According to an AMN Healthcare survey, nearly a third of registered nurses surveyed said they’ll likely leave the profession for another job — the number one reason: stress.

“You’re working hard and doing the best for people. A lot of times they’re feeling their worst. No one chooses to go to the hospital and want to be there, so they’re not in the mindset of, “Hey, let me show my gratitude for the nurse that is taking care of me,'” said Christine Callander, a family nurse practitioner.

The U.S. is projected to be more than one million nurses short, and by 2025, that shortfall will reach more than two million nurses, according to the U.S. Department of Labor. California, New Jersey, Alaska, and Texas are facing the biggest shortages, the U.S. Department of Health and Human Services said.
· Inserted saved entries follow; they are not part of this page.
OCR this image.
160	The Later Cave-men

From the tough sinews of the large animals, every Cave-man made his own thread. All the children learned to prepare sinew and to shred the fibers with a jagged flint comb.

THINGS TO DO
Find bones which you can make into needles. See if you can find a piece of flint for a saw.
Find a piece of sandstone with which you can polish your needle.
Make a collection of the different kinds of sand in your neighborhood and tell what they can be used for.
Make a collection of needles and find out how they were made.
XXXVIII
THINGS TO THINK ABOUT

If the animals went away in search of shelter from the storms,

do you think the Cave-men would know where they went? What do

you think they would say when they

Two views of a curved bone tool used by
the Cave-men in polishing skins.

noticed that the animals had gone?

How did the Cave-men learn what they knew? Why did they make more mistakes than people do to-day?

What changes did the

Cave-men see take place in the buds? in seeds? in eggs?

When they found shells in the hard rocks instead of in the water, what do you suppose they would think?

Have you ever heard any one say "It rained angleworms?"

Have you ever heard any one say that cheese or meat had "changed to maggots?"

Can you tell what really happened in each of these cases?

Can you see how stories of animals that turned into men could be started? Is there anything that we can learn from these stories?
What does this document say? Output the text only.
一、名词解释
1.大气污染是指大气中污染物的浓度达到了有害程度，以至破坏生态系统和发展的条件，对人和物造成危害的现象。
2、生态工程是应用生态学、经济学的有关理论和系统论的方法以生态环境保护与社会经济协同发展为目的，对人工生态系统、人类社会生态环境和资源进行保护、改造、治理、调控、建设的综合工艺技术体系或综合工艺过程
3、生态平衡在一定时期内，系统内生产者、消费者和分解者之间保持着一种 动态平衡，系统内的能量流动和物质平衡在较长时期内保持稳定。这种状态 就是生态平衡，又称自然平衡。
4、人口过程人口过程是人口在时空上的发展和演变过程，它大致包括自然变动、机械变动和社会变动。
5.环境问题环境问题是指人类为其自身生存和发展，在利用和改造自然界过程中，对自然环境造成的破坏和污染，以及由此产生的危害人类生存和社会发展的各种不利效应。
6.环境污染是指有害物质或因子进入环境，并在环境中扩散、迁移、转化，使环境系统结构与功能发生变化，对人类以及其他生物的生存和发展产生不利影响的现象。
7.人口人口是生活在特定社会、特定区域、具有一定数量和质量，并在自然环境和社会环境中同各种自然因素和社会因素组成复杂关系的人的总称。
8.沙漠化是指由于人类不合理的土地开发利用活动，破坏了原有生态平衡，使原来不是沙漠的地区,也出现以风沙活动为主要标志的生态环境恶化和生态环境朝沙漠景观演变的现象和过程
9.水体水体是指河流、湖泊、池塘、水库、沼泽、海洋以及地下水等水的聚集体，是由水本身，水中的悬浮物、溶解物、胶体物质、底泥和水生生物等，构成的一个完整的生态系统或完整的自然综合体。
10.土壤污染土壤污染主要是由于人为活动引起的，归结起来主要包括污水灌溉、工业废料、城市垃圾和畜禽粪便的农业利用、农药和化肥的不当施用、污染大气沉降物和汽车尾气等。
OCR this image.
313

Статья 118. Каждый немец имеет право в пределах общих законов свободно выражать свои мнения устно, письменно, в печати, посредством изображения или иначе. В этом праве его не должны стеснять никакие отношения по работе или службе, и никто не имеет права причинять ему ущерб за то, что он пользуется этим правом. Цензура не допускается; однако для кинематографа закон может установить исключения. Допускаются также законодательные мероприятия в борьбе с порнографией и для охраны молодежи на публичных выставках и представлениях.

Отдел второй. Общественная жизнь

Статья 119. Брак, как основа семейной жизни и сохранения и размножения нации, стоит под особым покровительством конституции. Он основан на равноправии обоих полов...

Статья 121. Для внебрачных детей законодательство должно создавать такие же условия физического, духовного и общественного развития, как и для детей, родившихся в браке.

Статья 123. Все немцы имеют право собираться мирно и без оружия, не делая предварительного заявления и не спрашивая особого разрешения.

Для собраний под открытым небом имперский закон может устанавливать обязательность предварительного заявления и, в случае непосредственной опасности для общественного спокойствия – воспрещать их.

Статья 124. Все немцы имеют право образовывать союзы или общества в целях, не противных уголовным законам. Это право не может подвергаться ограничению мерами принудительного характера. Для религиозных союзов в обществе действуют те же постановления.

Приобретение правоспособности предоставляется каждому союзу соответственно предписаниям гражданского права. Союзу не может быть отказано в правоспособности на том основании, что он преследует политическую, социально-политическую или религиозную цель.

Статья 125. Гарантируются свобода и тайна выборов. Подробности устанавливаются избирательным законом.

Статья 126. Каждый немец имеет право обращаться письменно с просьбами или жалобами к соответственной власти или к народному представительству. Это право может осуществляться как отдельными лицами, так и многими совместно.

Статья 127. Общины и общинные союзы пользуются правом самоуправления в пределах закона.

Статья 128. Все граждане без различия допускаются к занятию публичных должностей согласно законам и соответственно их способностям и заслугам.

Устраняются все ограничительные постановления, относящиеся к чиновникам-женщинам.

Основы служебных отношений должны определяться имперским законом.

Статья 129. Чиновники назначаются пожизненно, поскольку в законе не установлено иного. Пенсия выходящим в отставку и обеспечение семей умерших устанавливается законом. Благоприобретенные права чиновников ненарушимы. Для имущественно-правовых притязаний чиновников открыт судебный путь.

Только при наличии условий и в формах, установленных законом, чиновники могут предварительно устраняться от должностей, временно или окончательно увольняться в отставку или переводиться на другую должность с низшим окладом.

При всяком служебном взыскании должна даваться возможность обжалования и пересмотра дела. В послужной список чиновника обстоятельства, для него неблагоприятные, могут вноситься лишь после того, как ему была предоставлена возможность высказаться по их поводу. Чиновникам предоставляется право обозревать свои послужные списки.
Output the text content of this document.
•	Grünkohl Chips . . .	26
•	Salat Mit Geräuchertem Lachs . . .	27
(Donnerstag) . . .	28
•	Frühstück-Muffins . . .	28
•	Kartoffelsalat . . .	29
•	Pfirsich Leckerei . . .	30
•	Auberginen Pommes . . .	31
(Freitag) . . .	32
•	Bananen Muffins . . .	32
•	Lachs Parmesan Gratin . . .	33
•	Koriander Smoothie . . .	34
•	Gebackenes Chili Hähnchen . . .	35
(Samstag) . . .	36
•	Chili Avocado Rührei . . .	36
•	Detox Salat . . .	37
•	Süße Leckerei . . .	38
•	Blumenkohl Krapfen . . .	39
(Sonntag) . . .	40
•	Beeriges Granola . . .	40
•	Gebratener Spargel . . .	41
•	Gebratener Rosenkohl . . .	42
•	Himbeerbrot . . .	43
This comes as nurses are aging out of the profession and retiring.

Currently, one million nurses are older than 50 and could be at retirement age in the next 10 to 15 years, according to the National Center for Biotechnology Information. The data includes nurse faculty, and that presents its own unique problem, training more nurses with fewer resources.

Nurses are also leaving the job due to burnout from long shifts and high workloads. The aging U.S. population is requiring an increase in nurses.

Also, most nurses are women and many are leaving the job due to family concerns.

There are also not enough educators to teach incoming nurses. Thousands of qualifying nursing applications are often turned away due to faculty shortages.

“When you look at the cost that goes into achieving those different levels of education and then getting the levels to be able to teach, that can financially be a hindrance for some people teaching nursing or teaching kindergarten class, none of those are the greatest paying jobs in the United States,” Callander said.

Travel nursing has been around since the 1980s but has grown significantly in the last couple of years as a way to make more money, but it is leaving local areas desperate for nurses who stay.

National Nurses Week ends May 12, 2023.